(LiveHacking.Com) – In a surprise move, which security researchers hoped for – but dared believe it would happen, Oracle has released an out-of-band update to Java to fix several security vulnerabilities which are being exploited in the wild. The update addresses security issues CVE-2012-4681 (US-CERT Alert TA12-240A and Vulnerability Note VU#636312) and two other vulnerabilities (CVE-2012-3136, and CVE-2012-0547) affecting Java running in web browsers on desktops.

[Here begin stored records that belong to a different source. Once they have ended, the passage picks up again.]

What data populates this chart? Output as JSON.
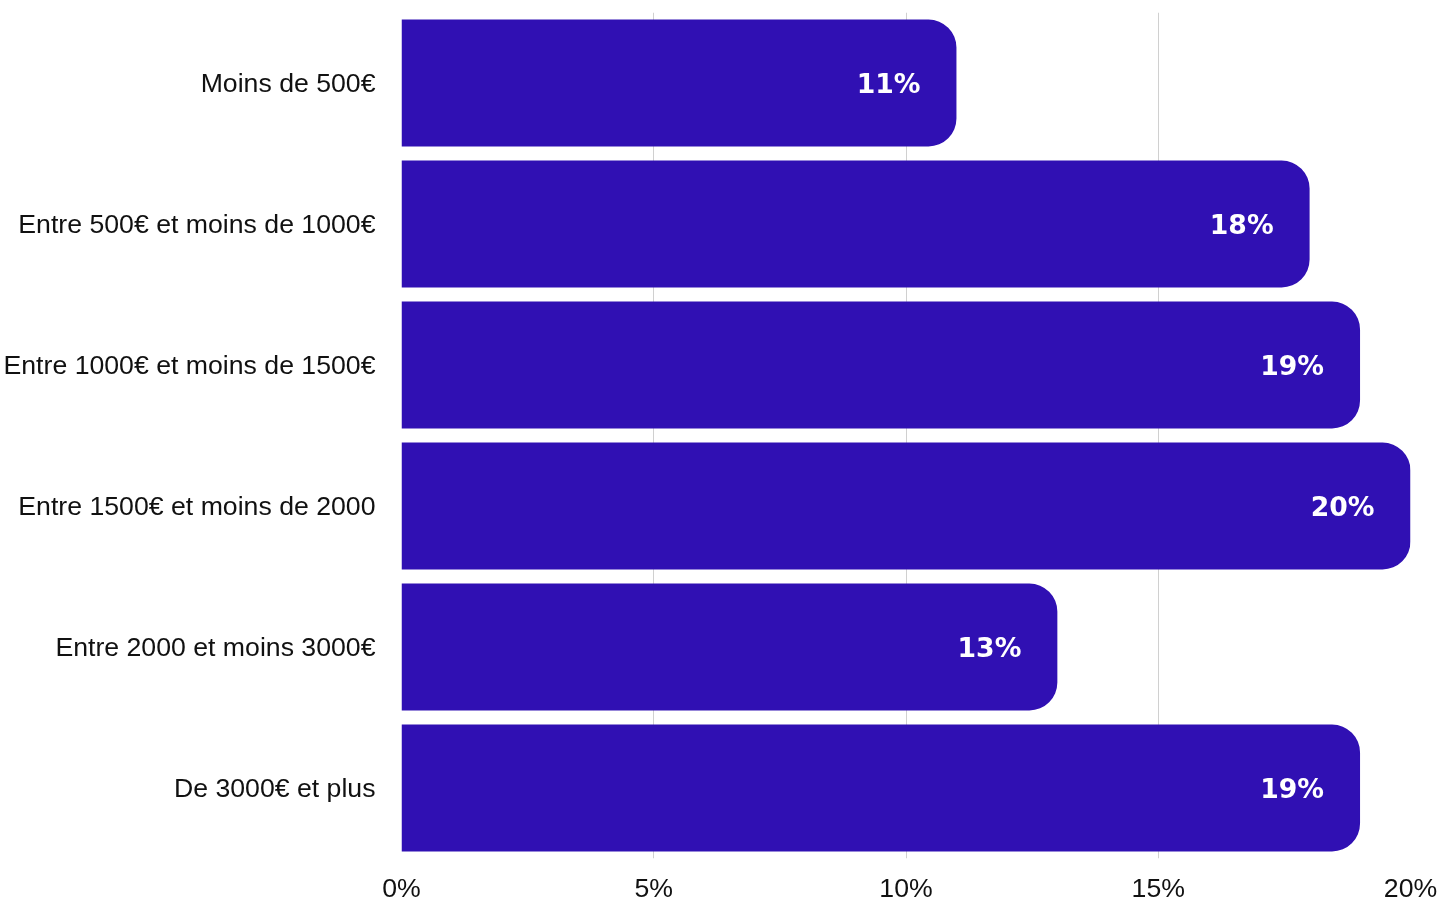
{
  "chart_data": {
    "type": "bar",
    "orientation": "horizontal",
    "categories": [
      "Moins de 500€",
      "Entre 500€ et moins de 1000€",
      "Entre 1000€ et moins de 1500€",
      "Entre 1500€ et moins de 2000",
      "Entre 2000 et moins 3000€",
      "De 3000€ et plus"
    ],
    "values": [
      11,
      18,
      19,
      20,
      13,
      19
    ],
    "value_labels": [
      "11%",
      "18%",
      "19%",
      "20%",
      "13%",
      "19%"
    ],
    "color": "#3010b3",
    "xlim": [
      0,
      20
    ],
    "xticks": [
      {
        "value": 0,
        "label": "0%"
      },
      {
        "value": 5,
        "label": "5%"
      },
      {
        "value": 10,
        "label": "10%"
      },
      {
        "value": 15,
        "label": "15%"
      },
      {
        "value": 20,
        "label": "20%"
      }
    ],
    "grid": "x"
  }
}
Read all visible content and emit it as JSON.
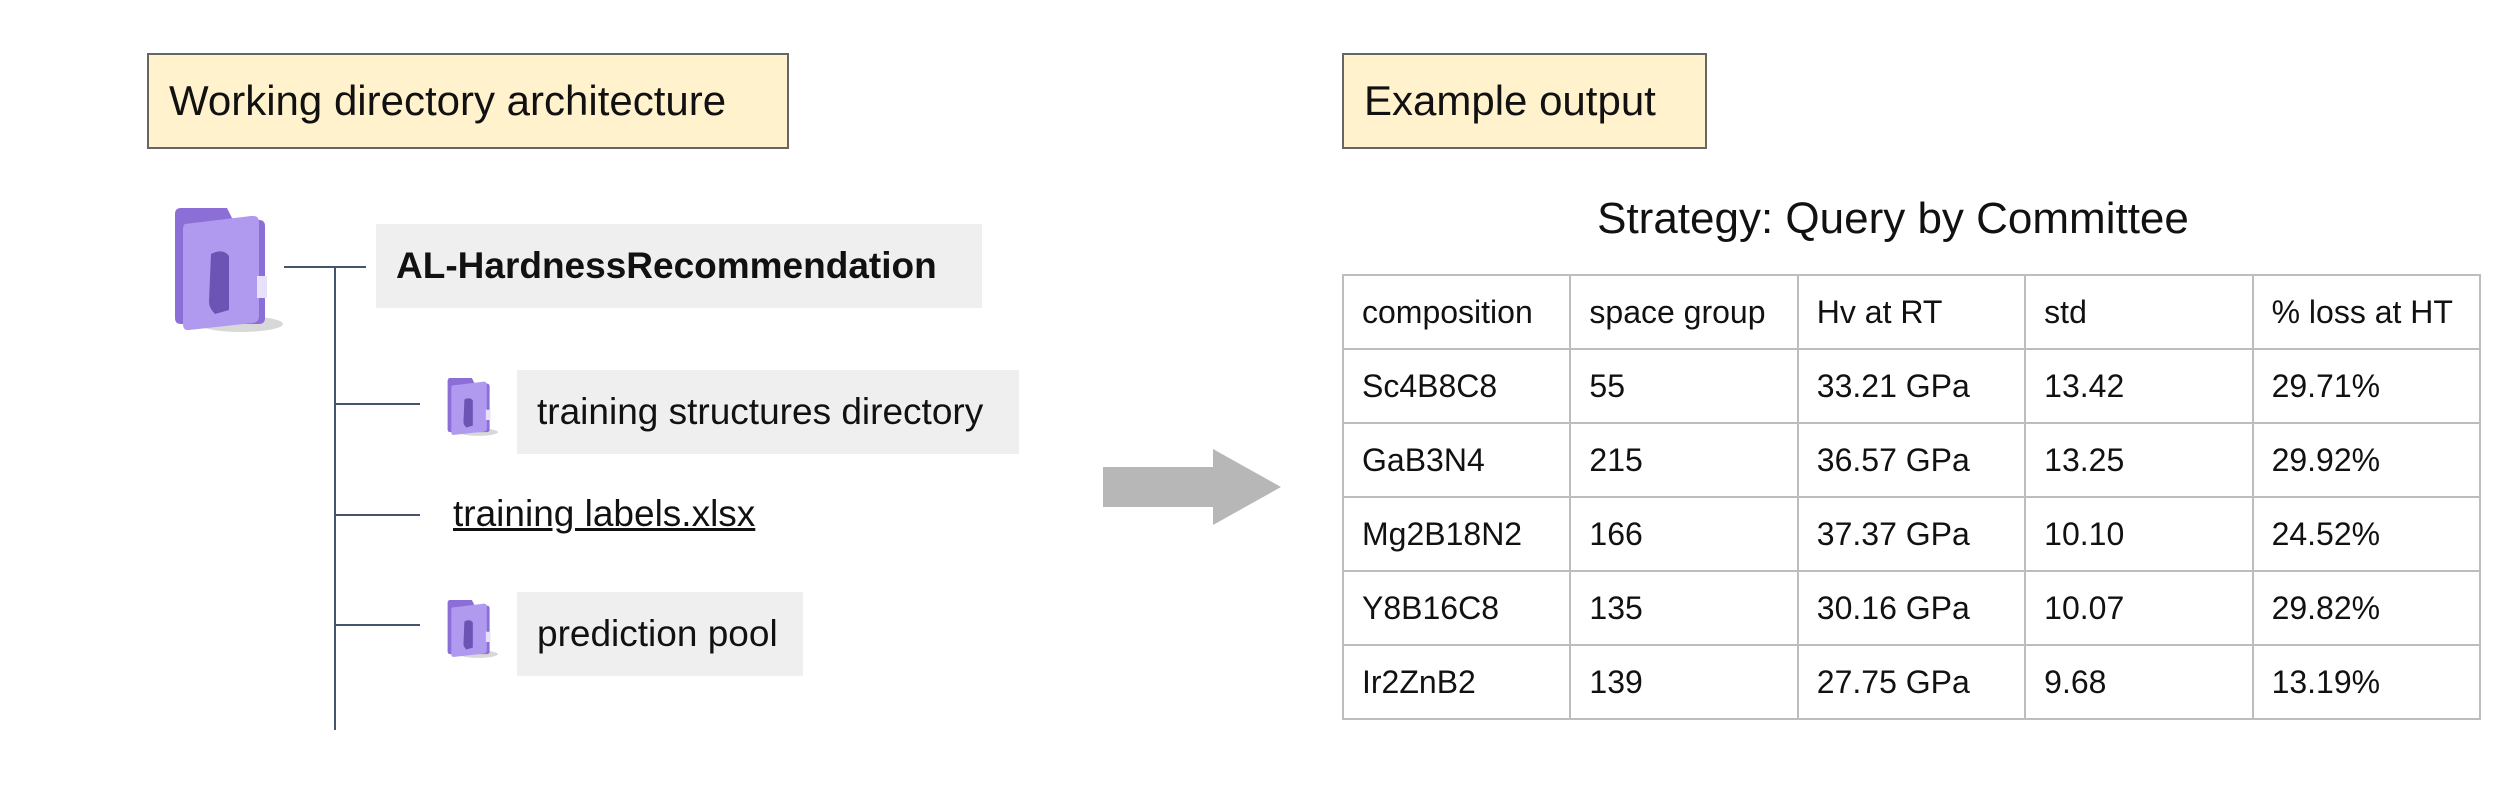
{
  "left_panel": {
    "heading": "Working directory architecture",
    "root_folder": "AL-HardnessRecommendation",
    "items": [
      {
        "label": "training structures directory",
        "kind": "folder"
      },
      {
        "label": "training labels.xlsx",
        "kind": "file"
      },
      {
        "label": "prediction pool",
        "kind": "folder"
      }
    ]
  },
  "right_panel": {
    "heading": "Example output",
    "strategy_title": "Strategy: Query by Committee"
  },
  "chart_data": {
    "type": "table",
    "title": "Strategy: Query by Committee",
    "columns": [
      "composition",
      "space group",
      "Hv at RT",
      "std",
      "% loss at HT"
    ],
    "rows": [
      [
        "Sc4B8C8",
        "55",
        "33.21 GPa",
        "13.42",
        "29.71%"
      ],
      [
        "GaB3N4",
        "215",
        "36.57 GPa",
        "13.25",
        "29.92%"
      ],
      [
        "Mg2B18N2",
        "166",
        "37.37 GPa",
        "10.10",
        "24.52%"
      ],
      [
        "Y8B16C8",
        "135",
        "30.16 GPa",
        "10.07",
        "29.82%"
      ],
      [
        "Ir2ZnB2",
        "139",
        "27.75 GPa",
        "9.68",
        "13.19%"
      ]
    ]
  },
  "colors": {
    "label_fill": "#fff2cc",
    "label_border": "#666666",
    "item_fill": "#efefef",
    "tree_line": "#44546a",
    "arrow": "#b7b7b7",
    "table_border": "#bdbdbd",
    "folder": "#a98ce8"
  },
  "icons": {
    "folder": "folder-icon",
    "arrow": "right-arrow-icon"
  }
}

These vulnerabilities, which are not applicable to Java running on servers or standalone Java desktop applications, can be exploited remotely without authentication. The exploit happens when an unsuspecting user visits a malicious web page designed to leverages the vulnerabilities. Upon successful exploitation the attackers can run arbitrary code on the victim’s computer.
“If successfully exploited, these vulnerabilities can provide a malicious attacker the ability to plant discretionary binaries onto the compromised system, e.g. the vulnerabilities can be exploited to install malware, including Trojans, onto the targeted system,” wrote Oracle’s Eric P. Maurice in a blog post.
Due to the severity of these vulnerabilities, the public disclosure of technical details and the reported exploitation of CVE-2012-4681 “in the wild,” Oracle strongly recommends that customers apply the updates provided by this Security Alert as soon as possible.
Users can download Java 7 Update 7 for Windows, Linux, Mac OS X, Solaris x86 and Solaris SPARC. The update is available in 32-bit and 64-bit versions for all platforms except OS X which is 64-bit only. New versions of the Java SE Development Kit are with the updated Java runtimes are also available.